$f^{(n)}(x)$ exist $\forall x \in I$, an interval in $\mathbb{R}$ but $f^{(n+1)}(x)$ does not exist for any $x \in I$

Question

$f'(x)$, $f''(x)$, $f^{(3)}(x)$, ..., $f^{(n)}(x)$ all exist $\forall x \in I$, an interval in $\mathbb{R}$ but $f^{(n+1)}(x)$ does not exist for any $x \in I$

Can such a function exist?

In words: Does there exist a function $f$ that is $n$-times differentiable on an interval $I$ but is not $(n+1)$-times differentiable anywhere on $I$ (i.e. $(n+1)$-differentiable nowhere on $I$)?

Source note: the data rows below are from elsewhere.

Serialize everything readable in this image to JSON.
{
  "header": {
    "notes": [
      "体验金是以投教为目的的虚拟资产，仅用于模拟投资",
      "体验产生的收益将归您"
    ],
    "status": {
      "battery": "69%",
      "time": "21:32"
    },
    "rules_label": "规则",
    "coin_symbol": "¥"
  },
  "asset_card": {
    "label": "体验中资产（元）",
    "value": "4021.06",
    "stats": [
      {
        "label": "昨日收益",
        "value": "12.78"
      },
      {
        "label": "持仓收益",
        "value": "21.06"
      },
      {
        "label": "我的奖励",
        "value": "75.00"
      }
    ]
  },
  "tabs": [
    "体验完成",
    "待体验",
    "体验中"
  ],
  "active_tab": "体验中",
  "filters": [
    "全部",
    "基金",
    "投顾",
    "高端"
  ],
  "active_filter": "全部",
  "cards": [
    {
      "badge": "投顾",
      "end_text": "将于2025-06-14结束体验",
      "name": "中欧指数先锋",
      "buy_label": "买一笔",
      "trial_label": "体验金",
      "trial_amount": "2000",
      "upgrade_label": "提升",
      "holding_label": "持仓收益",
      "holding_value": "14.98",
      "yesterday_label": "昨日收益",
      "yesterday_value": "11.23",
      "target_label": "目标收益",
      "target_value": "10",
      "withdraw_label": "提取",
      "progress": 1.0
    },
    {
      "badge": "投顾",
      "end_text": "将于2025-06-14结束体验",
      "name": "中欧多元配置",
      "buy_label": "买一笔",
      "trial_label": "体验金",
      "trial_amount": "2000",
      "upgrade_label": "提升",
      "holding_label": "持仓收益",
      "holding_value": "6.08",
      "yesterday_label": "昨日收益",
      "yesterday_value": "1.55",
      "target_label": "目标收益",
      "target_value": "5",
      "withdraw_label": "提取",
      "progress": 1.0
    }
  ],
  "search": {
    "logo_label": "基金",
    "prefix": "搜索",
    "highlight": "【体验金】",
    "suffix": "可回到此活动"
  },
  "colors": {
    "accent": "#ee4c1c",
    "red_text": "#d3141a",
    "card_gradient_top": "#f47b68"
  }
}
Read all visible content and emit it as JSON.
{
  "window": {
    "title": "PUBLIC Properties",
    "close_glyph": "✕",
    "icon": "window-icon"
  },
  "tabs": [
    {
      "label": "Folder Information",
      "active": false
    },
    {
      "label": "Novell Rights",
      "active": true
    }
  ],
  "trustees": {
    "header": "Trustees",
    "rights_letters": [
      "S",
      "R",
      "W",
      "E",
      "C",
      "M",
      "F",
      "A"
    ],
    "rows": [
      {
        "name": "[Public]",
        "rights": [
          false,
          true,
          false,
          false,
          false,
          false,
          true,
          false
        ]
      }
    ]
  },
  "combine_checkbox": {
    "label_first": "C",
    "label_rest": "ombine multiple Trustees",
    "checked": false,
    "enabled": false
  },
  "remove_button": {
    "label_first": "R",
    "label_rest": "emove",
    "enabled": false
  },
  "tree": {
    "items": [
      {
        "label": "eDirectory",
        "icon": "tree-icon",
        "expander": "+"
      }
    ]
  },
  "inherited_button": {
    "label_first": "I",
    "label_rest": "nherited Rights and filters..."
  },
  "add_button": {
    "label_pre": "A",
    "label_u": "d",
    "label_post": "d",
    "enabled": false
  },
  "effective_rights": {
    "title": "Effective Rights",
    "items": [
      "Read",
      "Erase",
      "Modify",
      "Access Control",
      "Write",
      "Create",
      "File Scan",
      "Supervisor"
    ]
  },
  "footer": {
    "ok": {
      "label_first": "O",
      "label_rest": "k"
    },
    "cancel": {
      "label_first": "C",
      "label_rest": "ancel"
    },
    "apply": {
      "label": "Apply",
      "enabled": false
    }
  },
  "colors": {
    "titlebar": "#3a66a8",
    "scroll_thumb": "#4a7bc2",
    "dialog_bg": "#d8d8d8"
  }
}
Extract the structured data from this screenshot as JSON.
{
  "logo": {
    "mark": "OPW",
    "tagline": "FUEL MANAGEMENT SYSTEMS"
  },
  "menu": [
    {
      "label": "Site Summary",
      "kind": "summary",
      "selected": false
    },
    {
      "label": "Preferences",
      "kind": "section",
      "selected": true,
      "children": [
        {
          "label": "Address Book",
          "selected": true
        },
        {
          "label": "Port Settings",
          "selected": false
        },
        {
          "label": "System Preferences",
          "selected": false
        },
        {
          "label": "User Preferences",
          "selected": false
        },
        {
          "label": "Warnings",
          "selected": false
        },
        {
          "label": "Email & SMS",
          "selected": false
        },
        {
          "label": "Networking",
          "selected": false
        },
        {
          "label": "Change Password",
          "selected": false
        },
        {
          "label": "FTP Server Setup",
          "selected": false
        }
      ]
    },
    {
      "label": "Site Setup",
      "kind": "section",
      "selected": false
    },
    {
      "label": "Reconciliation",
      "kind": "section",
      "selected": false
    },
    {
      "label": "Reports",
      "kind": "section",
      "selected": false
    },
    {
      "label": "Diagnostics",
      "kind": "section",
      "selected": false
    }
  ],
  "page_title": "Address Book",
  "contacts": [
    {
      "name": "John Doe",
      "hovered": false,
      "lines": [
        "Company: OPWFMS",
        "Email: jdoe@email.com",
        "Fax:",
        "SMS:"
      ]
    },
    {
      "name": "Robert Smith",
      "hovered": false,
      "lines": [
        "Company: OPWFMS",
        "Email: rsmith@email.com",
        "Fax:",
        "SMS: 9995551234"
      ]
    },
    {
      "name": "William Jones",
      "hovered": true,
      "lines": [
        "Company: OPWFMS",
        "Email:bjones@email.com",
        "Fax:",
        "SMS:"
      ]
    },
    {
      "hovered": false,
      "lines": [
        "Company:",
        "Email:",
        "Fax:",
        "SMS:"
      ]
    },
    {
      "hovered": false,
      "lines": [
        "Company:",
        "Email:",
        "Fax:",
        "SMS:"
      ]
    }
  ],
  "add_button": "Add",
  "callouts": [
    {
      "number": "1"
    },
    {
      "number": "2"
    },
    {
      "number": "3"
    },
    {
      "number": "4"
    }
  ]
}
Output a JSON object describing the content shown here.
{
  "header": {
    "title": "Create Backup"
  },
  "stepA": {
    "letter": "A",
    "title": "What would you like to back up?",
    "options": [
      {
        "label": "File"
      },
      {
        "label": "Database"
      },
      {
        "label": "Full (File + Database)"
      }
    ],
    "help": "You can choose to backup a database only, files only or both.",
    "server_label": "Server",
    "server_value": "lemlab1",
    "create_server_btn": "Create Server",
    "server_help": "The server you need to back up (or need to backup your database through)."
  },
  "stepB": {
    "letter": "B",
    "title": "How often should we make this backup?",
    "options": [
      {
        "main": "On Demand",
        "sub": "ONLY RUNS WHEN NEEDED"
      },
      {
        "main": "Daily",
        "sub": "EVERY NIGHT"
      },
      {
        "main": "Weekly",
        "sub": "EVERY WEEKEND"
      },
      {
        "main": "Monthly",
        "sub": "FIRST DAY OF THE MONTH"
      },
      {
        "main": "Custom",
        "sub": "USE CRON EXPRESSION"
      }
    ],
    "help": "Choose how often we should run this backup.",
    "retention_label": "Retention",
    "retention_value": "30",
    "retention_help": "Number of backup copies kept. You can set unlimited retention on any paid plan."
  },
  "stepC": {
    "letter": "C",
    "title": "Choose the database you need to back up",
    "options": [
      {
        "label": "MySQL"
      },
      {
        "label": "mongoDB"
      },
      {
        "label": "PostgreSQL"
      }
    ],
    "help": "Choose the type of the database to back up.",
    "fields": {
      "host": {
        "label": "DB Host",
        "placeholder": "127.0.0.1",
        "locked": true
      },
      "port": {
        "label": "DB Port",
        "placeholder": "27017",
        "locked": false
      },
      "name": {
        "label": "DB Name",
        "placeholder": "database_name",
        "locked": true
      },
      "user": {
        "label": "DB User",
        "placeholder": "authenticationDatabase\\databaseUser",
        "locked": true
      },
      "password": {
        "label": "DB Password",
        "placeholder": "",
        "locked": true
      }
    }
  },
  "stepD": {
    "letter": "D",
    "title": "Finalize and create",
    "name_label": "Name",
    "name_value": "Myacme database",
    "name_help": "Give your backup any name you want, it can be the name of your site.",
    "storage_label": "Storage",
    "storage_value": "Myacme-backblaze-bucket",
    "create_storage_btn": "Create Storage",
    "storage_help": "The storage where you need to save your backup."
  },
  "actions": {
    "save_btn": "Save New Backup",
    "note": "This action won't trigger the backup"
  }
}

I think it can't but can't think of the reason why. I can construct a function with countably infinite points in I where the function is only differentiable n times, but, it seems impossible to have every point in the interval, I, have this property.

Answer 1

Yes. Take the Weierstrass function $f$. It is differentiable nowhere. If $F$ is a primitive of $f$ (which exists, since $f$ is continuous), then $F'$ exists, but $F''$ exists nowhere.

Answer 2

Take any continuous, nowhere differentiable function (e.g. Weierstrass function). Then integrate it $n$ times. First time you can do it, as the function is continuous. Later, you are integrating differentiable, so continuous, functions.